Il se retourna pour regarder à nouveau les Arabes.
Jamal était debout à côté du véhicule et il tenait une Uzi en main. Deux de ses hommes se tenaient à côté de lui et ils pointaient le canon de leur arme sur Brown et ses hommes.
Jamal sourit.
« Clean ! » hurla Brown.
Jamal se mit à tirer et ses hommes en firent de même. Brown entendit les rafales venant des mitraillettes et il eut l’impression d’être aspergé par une lance d’incendie. Il sentit les balles le transpercer de part en part et son corps entra dans une sorte de transe contre laquelle il lutta, mais en vain. C’était comme si les balles le maintenaient debout, le faisant se trémousser sur place.

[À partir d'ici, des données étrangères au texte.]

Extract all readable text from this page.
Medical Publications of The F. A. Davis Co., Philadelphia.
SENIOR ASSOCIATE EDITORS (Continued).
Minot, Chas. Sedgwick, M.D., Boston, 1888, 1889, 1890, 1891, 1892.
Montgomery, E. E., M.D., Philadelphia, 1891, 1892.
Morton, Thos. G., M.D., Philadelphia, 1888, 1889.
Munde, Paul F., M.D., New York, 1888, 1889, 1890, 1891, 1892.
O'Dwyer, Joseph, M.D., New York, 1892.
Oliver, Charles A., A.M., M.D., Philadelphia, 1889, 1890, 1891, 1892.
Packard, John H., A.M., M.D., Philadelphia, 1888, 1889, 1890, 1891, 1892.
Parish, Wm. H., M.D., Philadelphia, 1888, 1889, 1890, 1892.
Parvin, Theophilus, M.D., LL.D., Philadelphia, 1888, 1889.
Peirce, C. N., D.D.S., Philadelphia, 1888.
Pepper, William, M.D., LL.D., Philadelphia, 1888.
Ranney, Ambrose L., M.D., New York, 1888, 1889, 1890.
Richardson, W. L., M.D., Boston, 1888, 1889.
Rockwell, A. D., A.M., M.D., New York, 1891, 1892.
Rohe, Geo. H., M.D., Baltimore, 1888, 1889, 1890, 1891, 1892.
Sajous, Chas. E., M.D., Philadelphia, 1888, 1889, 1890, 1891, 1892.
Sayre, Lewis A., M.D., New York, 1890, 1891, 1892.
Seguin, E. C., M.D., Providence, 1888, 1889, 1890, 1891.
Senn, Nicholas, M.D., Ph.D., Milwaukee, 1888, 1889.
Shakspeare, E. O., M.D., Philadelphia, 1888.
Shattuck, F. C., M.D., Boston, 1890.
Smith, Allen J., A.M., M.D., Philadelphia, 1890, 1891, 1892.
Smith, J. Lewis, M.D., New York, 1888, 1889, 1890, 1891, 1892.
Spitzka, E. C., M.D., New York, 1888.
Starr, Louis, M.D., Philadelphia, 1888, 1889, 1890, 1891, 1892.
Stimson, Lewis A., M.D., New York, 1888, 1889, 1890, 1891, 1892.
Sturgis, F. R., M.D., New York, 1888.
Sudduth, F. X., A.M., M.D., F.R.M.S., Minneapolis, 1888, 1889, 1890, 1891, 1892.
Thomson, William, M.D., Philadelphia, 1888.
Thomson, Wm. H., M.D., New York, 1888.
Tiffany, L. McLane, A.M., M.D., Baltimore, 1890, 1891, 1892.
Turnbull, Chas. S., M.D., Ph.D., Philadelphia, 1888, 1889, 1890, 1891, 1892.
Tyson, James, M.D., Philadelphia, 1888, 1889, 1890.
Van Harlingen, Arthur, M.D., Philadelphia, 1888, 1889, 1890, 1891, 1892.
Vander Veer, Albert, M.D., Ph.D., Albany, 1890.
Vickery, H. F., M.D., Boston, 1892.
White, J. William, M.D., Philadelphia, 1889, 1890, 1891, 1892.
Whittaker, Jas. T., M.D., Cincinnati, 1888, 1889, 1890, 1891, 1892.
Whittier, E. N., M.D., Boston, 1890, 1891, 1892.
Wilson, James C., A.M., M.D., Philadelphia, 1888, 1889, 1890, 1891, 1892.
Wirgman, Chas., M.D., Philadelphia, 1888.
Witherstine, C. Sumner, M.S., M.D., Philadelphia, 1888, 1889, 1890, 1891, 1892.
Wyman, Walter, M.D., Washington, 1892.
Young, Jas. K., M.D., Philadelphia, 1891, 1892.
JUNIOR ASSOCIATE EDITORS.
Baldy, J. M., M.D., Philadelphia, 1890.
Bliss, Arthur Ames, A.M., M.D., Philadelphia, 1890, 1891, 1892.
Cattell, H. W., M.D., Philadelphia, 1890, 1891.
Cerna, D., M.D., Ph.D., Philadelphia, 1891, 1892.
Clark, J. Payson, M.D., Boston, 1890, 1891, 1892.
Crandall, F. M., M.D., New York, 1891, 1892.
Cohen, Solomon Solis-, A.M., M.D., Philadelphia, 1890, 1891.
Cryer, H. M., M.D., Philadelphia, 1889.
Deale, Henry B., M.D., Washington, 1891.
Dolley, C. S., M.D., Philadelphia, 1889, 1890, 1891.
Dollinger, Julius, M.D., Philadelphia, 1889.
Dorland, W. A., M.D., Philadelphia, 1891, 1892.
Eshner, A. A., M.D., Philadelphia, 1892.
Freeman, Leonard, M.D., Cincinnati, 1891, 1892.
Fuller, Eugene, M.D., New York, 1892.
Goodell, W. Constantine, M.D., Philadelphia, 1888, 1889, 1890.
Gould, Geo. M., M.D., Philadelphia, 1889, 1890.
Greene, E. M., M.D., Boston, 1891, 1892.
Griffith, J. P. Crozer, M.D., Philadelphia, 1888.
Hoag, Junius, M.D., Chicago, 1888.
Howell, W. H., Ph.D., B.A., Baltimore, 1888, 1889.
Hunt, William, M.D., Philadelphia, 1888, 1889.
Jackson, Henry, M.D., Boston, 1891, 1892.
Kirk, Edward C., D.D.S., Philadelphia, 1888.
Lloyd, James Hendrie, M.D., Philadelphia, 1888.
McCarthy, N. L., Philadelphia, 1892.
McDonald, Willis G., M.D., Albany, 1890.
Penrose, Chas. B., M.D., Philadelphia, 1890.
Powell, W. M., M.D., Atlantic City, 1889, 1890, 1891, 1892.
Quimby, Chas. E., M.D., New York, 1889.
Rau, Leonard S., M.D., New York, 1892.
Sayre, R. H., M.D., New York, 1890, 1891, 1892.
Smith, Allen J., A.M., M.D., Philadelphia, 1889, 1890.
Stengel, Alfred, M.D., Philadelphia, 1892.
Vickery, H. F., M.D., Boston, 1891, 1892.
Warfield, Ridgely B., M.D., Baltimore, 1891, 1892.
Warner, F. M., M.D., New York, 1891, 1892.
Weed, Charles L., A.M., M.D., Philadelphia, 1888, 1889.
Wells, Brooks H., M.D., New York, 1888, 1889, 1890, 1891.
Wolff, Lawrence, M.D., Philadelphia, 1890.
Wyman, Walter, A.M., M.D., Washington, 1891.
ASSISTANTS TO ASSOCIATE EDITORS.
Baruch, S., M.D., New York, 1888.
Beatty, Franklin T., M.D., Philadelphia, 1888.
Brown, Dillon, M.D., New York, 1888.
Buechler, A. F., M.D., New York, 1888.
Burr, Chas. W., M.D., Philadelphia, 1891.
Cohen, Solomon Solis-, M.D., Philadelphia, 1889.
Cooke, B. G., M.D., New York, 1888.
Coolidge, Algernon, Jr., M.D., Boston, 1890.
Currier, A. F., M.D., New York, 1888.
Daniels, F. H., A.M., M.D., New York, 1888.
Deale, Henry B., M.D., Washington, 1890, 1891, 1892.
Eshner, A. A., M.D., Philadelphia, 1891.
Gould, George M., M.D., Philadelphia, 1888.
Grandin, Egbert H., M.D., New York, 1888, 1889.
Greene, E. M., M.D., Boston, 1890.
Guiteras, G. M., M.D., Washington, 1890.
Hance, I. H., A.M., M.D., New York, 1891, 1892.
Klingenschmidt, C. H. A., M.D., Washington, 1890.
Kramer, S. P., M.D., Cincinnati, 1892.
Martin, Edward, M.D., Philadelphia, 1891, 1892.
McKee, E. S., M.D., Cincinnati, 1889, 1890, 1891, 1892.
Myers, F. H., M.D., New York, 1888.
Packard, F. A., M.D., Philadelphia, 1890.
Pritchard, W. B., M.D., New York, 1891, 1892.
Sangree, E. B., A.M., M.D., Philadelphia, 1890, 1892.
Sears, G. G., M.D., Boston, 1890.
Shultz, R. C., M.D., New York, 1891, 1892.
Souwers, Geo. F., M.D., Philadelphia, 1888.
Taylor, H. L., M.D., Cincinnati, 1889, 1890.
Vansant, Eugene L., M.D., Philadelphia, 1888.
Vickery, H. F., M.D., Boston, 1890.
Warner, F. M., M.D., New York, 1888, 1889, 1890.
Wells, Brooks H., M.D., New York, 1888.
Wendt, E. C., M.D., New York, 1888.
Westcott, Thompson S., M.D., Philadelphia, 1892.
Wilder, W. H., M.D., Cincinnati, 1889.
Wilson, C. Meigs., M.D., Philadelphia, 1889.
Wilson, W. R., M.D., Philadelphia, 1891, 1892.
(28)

Pendant un instant, il perdit connaissance. Un voile noir lui couvrit les yeux. Puis il se retrouva couché sur le dos, sur le sol en béton de l’entrepôt. Il sentit le sang couler de son corps. Le sol commençait à être humide et une flaque de sang commençait à se former. Il ressentit une vive douleur.
Il regarda en direction de monsieur Clean et de monsieur Jones. Ils étaient tous les deux morts, le corps criblé de balles. Seul Brown était encore vivant.
Il se rendit compte qu’il avait toujours été un survivant. Il avait toujours fini par s’en sortir. Après plus de deux décennies de combat, il était hors de question qu’il meure maintenant et de cette manière. C’était impossible. Il était trop bon dans ce qu’il faisait. Tellement d’hommes avaient essayé de le tuer et ils avaient toujours échoué. Sa vie n’allait pas se terminer de cette façon.
Il essaya de mettre la main à l’intérieur de sa veste pour prendre son arme, mais son bras lui répondit à peine. Puis il remarqua que, malgré la douleur, il ne sentait plus ses jambes.
Il ressentit une douleur intense au niveau de l’abdomen, à l’endroit où il avait été touché. Il avait également une douleur à l’arrière du crâne, à l’endroit où il avait violemment heurté le sol. Il souleva légèrement la tête pour regarder ses pieds. Ses jambes étaient toujours bien là et attachées à son corps – mais il ne les sentait plus.
Les balles m’ont sectionné la colonne vertébrale.
Cette pensée l’horrifia. Il imagina à quoi allait ressembler son avenir – se retrouver dans une chaise roulante, essayer de se hisser sur le siège conducteur de sa voiture pour handicapés, vider la poche de stomie qui drainait les selles de son système digestif.
Non. Il secoua la tête. Ce n’était pas le moment de penser à ça. Il devait agir. L’arme de Clean devait se trouver quelque part au-dessus de sa tête. Il tendit le bras, en ressentant une vive douleur en le faisant, mais il ne trouva rien. Il se mit à ramper vers le haut, en traînant ses jambes derrière lui.
Quelque chose attira son regard. Il leva les yeux et il vit Jamal, qui fanfaronnait en le regardant. Le connard avait même un sourire aux lèvres.
En s’approchant, il leva le canon de son arme, qu’il pointa sur Brown. Deux des ses hommes se trouvaient à ses côtés.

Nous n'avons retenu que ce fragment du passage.